Wilhelm Holbach am 06.01.21, 20:28 Uhr

Wenn mich jemand nach meinem Lieblingsjournalisten fragen würde, die Antwort wäre klar: Hans Heckel.
Bin geradezu süchtig nach Ihren Wochenrückblicken!

pol. Hans Emik-Wurst am 28.12.20, 12:03 Uhr

Die Böllertoten werden auf Corona gebucht, was um drei Ecken gedacht schließlich wahr ist.

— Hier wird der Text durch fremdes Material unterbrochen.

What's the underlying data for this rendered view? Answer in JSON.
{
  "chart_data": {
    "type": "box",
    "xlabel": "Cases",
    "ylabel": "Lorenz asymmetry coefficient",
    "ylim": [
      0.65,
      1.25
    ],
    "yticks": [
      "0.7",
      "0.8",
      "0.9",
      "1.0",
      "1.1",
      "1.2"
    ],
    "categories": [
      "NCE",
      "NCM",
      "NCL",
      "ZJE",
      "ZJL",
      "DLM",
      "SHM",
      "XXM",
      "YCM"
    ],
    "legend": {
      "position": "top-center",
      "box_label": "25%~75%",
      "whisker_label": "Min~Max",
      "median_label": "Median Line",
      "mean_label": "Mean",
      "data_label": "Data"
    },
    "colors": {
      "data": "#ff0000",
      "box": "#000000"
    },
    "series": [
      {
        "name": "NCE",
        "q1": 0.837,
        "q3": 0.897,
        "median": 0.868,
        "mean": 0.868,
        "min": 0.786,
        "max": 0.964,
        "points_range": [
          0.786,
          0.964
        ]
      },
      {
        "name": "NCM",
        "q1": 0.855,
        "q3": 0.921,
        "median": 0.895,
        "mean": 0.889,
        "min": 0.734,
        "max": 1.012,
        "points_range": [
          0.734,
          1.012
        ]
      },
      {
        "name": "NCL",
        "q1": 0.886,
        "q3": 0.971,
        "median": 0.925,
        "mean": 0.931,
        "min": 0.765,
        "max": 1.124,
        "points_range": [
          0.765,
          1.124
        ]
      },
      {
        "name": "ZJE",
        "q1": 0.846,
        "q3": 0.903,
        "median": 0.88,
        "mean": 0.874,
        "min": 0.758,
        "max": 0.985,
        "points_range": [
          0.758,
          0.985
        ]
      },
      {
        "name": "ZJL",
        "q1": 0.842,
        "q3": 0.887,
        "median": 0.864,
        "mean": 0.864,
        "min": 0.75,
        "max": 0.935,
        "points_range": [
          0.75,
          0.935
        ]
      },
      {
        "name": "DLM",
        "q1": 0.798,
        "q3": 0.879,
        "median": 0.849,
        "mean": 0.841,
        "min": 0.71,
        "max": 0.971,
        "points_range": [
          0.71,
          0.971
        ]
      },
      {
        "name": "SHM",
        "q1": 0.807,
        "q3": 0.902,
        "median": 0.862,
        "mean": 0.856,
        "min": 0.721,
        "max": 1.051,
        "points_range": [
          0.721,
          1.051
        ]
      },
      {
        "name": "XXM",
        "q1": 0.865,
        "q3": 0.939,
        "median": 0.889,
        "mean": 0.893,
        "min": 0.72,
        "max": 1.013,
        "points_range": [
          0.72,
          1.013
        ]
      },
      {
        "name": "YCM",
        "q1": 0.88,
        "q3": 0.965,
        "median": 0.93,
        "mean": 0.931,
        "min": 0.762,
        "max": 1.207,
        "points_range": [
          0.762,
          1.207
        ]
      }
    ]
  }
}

Geht es noch schwachsinniger?
Wo sind die Kranken?
Wo sind die Toten?
Wo ist die Grippe?
Wo sind weitere andere Krankheiten?
Warum wurden die auf Corona umgebucht?

Glaube nur der Propaganda und Statistik,
die du selbst gefälscht hast!

Chris Benthe am 19.12.20, 23:08 Uhr

Danke für ein Jahr bester Kommentarqualität, Herr Heckel !
Danke für ein Jahr voller wunderbarer Berichte und Artikel über die deutschen Themen der Zeit und der Welt. Ich wünsche Ihnen und der Redaktion mußevolle Weihnachtstage und einen glücklichen Jahreswechsel.
Danke.

sitra achra am 19.12.20, 14:37 Uhr

Dann sollten die Feuerwerkspyromanen die Chance ergreifen, um vor den Wohnsitzen der Demokraten ihre überdimensionierten Polenböller zu zünden, damit diese Schleefs endlich mal aufwachen und den Unsinn und die Gefährlichkeit ihrer fragwürdigen Eingriffe in die demokratischen Rechte der Bürger zu korrigieren.
Auf Entschuldigungen ihrerseits können wir gerne verzichten, die Holzköppe sind und bleiben nicht glaubwürdig.